ARMM town inaugurates new municipal hall

COTABATO CITY, Philippines - A small community of mixed Maguindanaon and Teduray settlers at the western coast of Maguindanao, created municipality in 2006, is now rising from the devastation wrought by a deadly tsunami in August 1976, the bloody Moro rebellion, and the cholera and malaria plagues that hit the area in recent years.

Local officials and residents of the seaside Datu Blah Sinsuat municipality, also known as DBS, in the first district of Maguindanao, inaugurated Sunday their new municipal hall, for them an important icon resembling the presence of government in their municipality.

Residents of DBS town, a major bivouac area of the Moro National Liberation Front at the height of the MNLF uprising, rely mainly on fishing and are into raising short-term crops, such as yams, corn and rice for local consumption.

The DBS, which is comprised of 11 barangays that originally belong to Maguindanao’s North Upi town, was created Dec. 9, 2006 in honor of a blue-blooded Muslim chieftain, Datu Blah Sinsuat, who, as a guerilla leader, fought the Japanese in World War II and became a congressman in the 1960s.

The late Datu Blah also served as member of the Philippine parliament during the time of President Ferdinand Marcos.

Efforts to spur progress in DBS is fraught with extreme difficulties, its municipal mayor, Marcial Sinsuat said.

The town has not been receiving internal revenue allotment from the national government since its inception in 2006 by the Regional Assembly of the Autonomous Region in Muslim Mindanao.

Sinsuat said DBS would not rise if not for the support of Maguindanao First District Rep.

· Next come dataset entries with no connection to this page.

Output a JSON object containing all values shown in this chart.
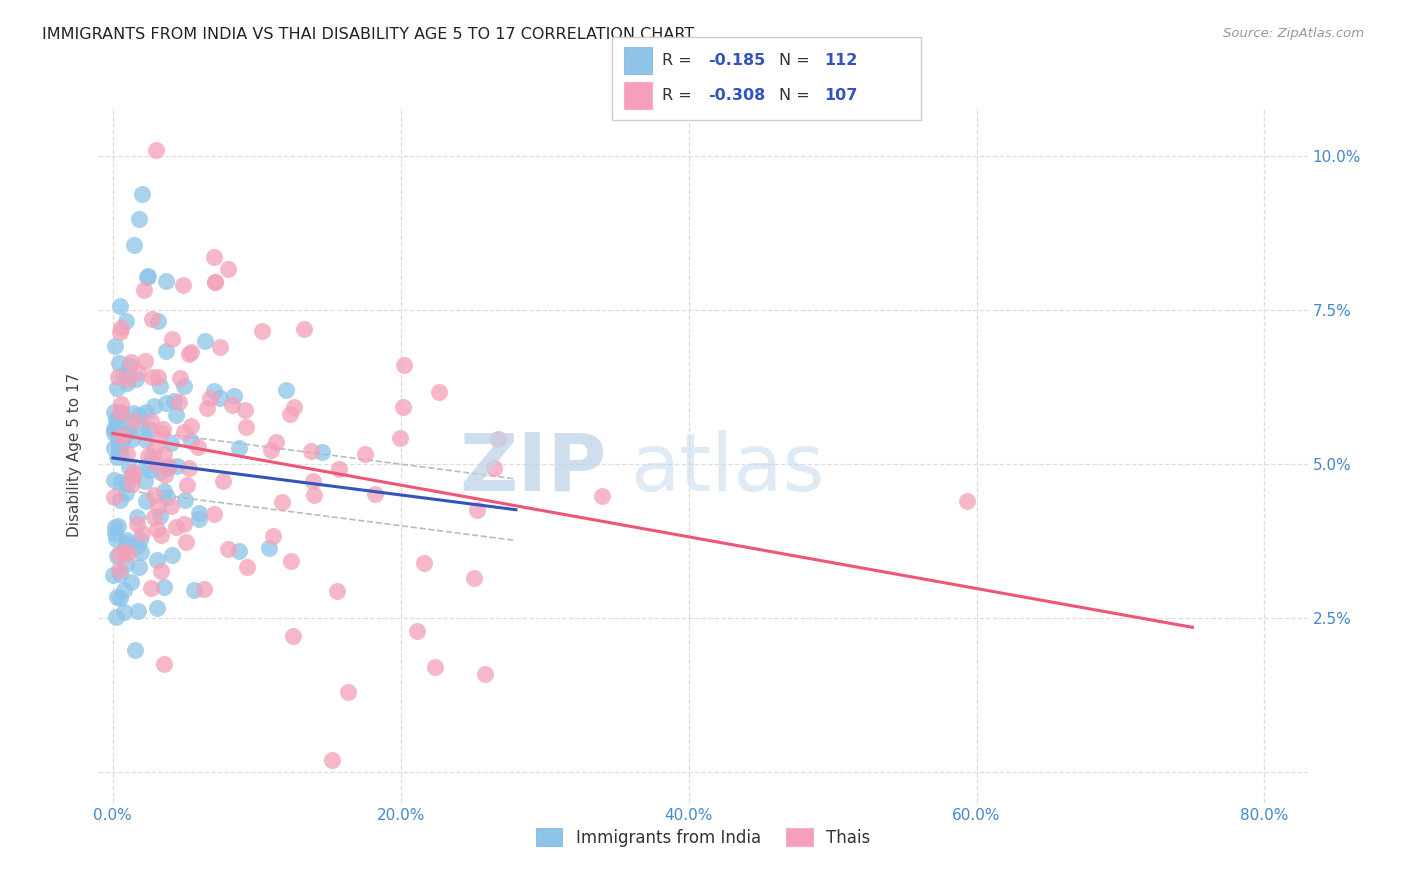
{
  "title": "IMMIGRANTS FROM INDIA VS THAI DISABILITY AGE 5 TO 17 CORRELATION CHART",
  "source": "Source: ZipAtlas.com",
  "xlabel_ticks": [
    "0.0%",
    "20.0%",
    "40.0%",
    "60.0%",
    "80.0%"
  ],
  "xlabel_tick_vals": [
    0.0,
    0.2,
    0.4,
    0.6,
    0.8
  ],
  "ylabel": "Disability Age 5 to 17",
  "ylabel_ticks": [
    "",
    "2.5%",
    "5.0%",
    "7.5%",
    "10.0%"
  ],
  "ylabel_tick_vals": [
    0.0,
    0.025,
    0.05,
    0.075,
    0.1
  ],
  "xlim": [
    -0.01,
    0.83
  ],
  "ylim": [
    -0.005,
    0.108
  ],
  "india_R": -0.185,
  "india_N": 112,
  "thai_R": -0.308,
  "thai_N": 107,
  "india_color": "#8DC4E8",
  "thai_color": "#F4A0B8",
  "india_line_color": "#3355BB",
  "thai_line_color": "#EE5577",
  "conf_band_color": "#BBBBBB",
  "background_color": "#FFFFFF",
  "grid_color": "#DDDDDD",
  "title_color": "#222222",
  "source_color": "#999999",
  "tick_color": "#4488CC",
  "watermark_zip_color": "#BCCDE0",
  "watermark_atlas_color": "#C8D8E8",
  "india_seed": 42,
  "thai_seed": 77,
  "india_line_intercept": 0.051,
  "india_line_slope": -0.03,
  "thai_line_intercept": 0.055,
  "thai_line_slope": -0.042
}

Sandra Sema, Gov. Esmael Mangudadatu and ARMM Gov. Mujiv Hataman, who have been providing projects and extending basic services to the town’s impoverished villages.

Hundreds of local folks witnessed Sunday’s launching of the town’s newly built municipal hall on a hill overlooking the sea at Barangay Pura and whose construction was funded with more than P1 million worth of grant from the office of Sema.

"We are grateful to the House of Representatives," Sinsuat said.

Sinsuat said Mangudadatu provided for the glass panes and partitions of the building, as well as other essential fixtures.

Sema, who addressed villagers that witnessed the inaugural rite, said it is important for DBS residents to support President Benigno Aquino III’s Mindanao peace process for development to spread around the entire municipality with momentum.

“Without peace, development will not happen. Let us unite and build peace through consensus-building as participatory effort,” said Sema, whose spouse, incumbent Cotabato City Vice-Mayor Muslimin Sema, is chairman of the largest and most politically active of the three factions in the MNLF.

Sema said she will allocate P1.5 million from her 2014 Priority Development Assistance Fund for the procurement of a “sea ambulance” the DBS local government unit can use to ferry sick constituents to Cotabato City for medication.

More than a dozen residents of DBS succumbed to cerebral malaria in the past 12 months, the dreaded disease being “endemic” to the area. Many others tested positive to malaria in a series of tests initiated recently by government epidemiologists.

Thousands of residents availed of free medical and dental services by teams from the ARMM’s Department of Health during an outreach mission from Dec. 9-10, as one of the highlights of the 6th founding anniversary of DBS.

The outreach mission was assisted by the 1st Marine Brigade and its component unit guarding DBS, the Marine Battalion Landing Team 1, and a medical contingent from the Army’s 6th Infantry Division.

The ARMM’s regional health secretary, eye surgeon Kadil Sinolinding, Jr., who led the mission, also treated 40 cataract patients and villagers afflicted with various eye ailments.

The medical-dental outreach mission was done in a covered basketball court constructed more than a year ago by the office of Mangudadatu.

Sinolinding said he is thankful to the regional governor of ARMM, the Philippine Marine Corps, the 6th ID, the provincial government of Maguindanao and the office of Rep. Sema for supporting their DBS medical-dental missions.

Sinolinding and his subordinates also lectured villagers on how to prevent the spread of malaria and Dengue fever, and water-borne diseases such as dysentery and cholera.

Some 70 villagers, while the 11 barangays of DBS were still under North Upi town, were afflicted with cholera when severe droughts struck in 1997 and in 1998 that forced people to drink unsafe drinking water from murky streams. Three villagers died from the outbreak.

The government has earmarked the construction of one day care center for each of the 11 barangays of DBS from the Transition Investment Support Plan, which is intended to hasten Malacañang’s development initiatives in the autonomous region, in support of its on-going peace talks with the Moro Islamic Liberation Front.

The 11 barangays of DBS were all badly devastated by a Tsunami on August 16, 1976, which killed 2,973 villagers and leveled seaside fishing villages that took local folks many years to rebuild.